Here is the link: http://www.cookthink.com/recipe/10032/Beef_Orzo_And_Cabbage_Casserole
Of course, I made some changes from the original recipe. I never have all the ingredients in the house ever. So...

- I didn't want to open a bottle of good red wine just for this dish...so I substituted sherry cooking wine.
- I didn't have fresh parsley in the fridge and wasn't going to the store just to buy a bunch of parsley...so I went without.
- I added extra paprika & red pepper flakes (because we like things spicy).
- And after it baked, Jack's half of the casserole ---I mixed in feta crumbles. I left my side of it as it is.
I served with salad.
Oh yeah...it's what's for dinner tonight as well. For two people, the casserole should be good for two nights. I might do shrimp skewers to dip in the tzatziki (that I made the other night) this evening, just to make things a lil' different. Eastern European and Greek this evening. :)

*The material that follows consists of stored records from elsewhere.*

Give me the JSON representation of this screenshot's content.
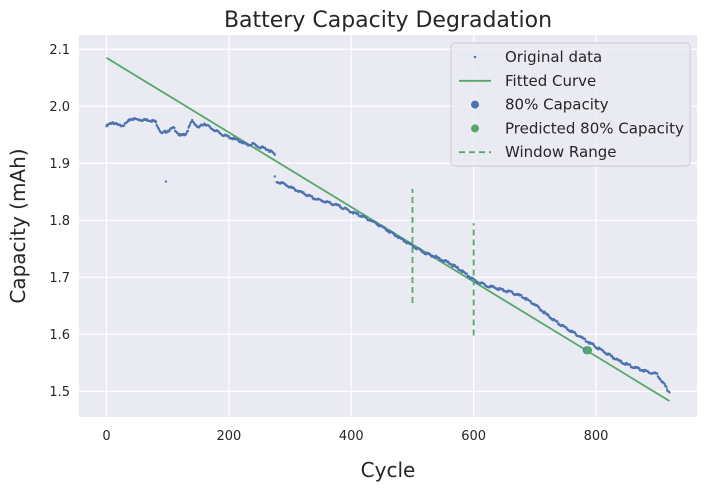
{
  "chart_data": {
    "type": "scatter",
    "title": "Battery Capacity Degradation",
    "xlabel": "Cycle",
    "ylabel": "Capacity (mAh)",
    "xlim": [
      -45,
      965
    ],
    "ylim": [
      1.455,
      2.125
    ],
    "xticks": [
      0,
      200,
      400,
      600,
      800
    ],
    "yticks": [
      1.5,
      1.6,
      1.7,
      1.8,
      1.9,
      2.0,
      2.1
    ],
    "xtick_labels": [
      "0",
      "200",
      "400",
      "600",
      "800"
    ],
    "ytick_labels": [
      "1.5",
      "1.6",
      "1.7",
      "1.8",
      "1.9",
      "2.0",
      "2.1"
    ],
    "grid": true,
    "legend_position": "top-right",
    "colors": {
      "background": "#eaeaf2",
      "grid": "#ffffff",
      "data": "#4c72b0",
      "fit": "#55a868",
      "capacity80": "#4c72b0",
      "predicted": "#55a868",
      "window": "#55a868"
    },
    "series": [
      {
        "name": "Original data",
        "kind": "points",
        "segments": [
          {
            "x": [
              0,
              10,
              20,
              30,
              40,
              50,
              60,
              70,
              80,
              90,
              100,
              110,
              120,
              130,
              140,
              150,
              160,
              170,
              180,
              190,
              200,
              210,
              220,
              230,
              240,
              250,
              260,
              270,
              275
            ],
            "y": [
              1.965,
              1.972,
              1.966,
              1.968,
              1.978,
              1.977,
              1.976,
              1.976,
              1.973,
              1.952,
              1.957,
              1.962,
              1.948,
              1.952,
              1.975,
              1.962,
              1.97,
              1.962,
              1.956,
              1.95,
              1.946,
              1.942,
              1.938,
              1.932,
              1.934,
              1.928,
              1.926,
              1.92,
              1.915
            ]
          },
          {
            "x": [
              278,
              290,
              300,
              320,
              340,
              360,
              380,
              400,
              420,
              440,
              460,
              480,
              500,
              520,
              540,
              560,
              580,
              600,
              620,
              640,
              660,
              680,
              700,
              720,
              740,
              760,
              780,
              800,
              820,
              840,
              860,
              880,
              900,
              920
            ],
            "y": [
              1.868,
              1.864,
              1.858,
              1.848,
              1.838,
              1.832,
              1.825,
              1.815,
              1.806,
              1.795,
              1.782,
              1.768,
              1.755,
              1.743,
              1.735,
              1.725,
              1.712,
              1.695,
              1.686,
              1.68,
              1.674,
              1.666,
              1.652,
              1.634,
              1.618,
              1.605,
              1.592,
              1.578,
              1.565,
              1.552,
              1.543,
              1.536,
              1.53,
              1.498
            ]
          }
        ],
        "outliers": [
          {
            "x": 97,
            "y": 1.868
          },
          {
            "x": 275,
            "y": 1.877
          }
        ]
      },
      {
        "name": "Fitted Curve",
        "kind": "line",
        "x": [
          0,
          920
        ],
        "y": [
          2.085,
          1.483
        ]
      },
      {
        "name": "80% Capacity",
        "kind": "marker",
        "x": [
          785
        ],
        "y": [
          1.572
        ]
      },
      {
        "name": "Predicted 80% Capacity",
        "kind": "marker",
        "x": [
          787
        ],
        "y": [
          1.572
        ]
      },
      {
        "name": "Window Range",
        "kind": "vlines",
        "lines": [
          {
            "x": 500,
            "y": [
              1.655,
              1.855
            ]
          },
          {
            "x": 600,
            "y": [
              1.598,
              1.795
            ]
          }
        ]
      }
    ]
  }
}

PS: The recipe only calls for 1 tbsp of tomato paste. It's cheaper to buy the can than the tube ...but there's always the "what do I do with the rest of the tomato paste in the opened can?" I put them in ice cube trays and when frozen, put the tomato paste cubes in the freezer bags and back in the freezer for later use. Wala. You can do this with stock too.
God... it's a lot of organizing and researching to be frugal and be healthy in the kitchen. And believe me, I'm not the most domestic housewife there is. On the contrary... but this is trying to hopefully be more "green", more organic, more economic, and healthier. Sheesh.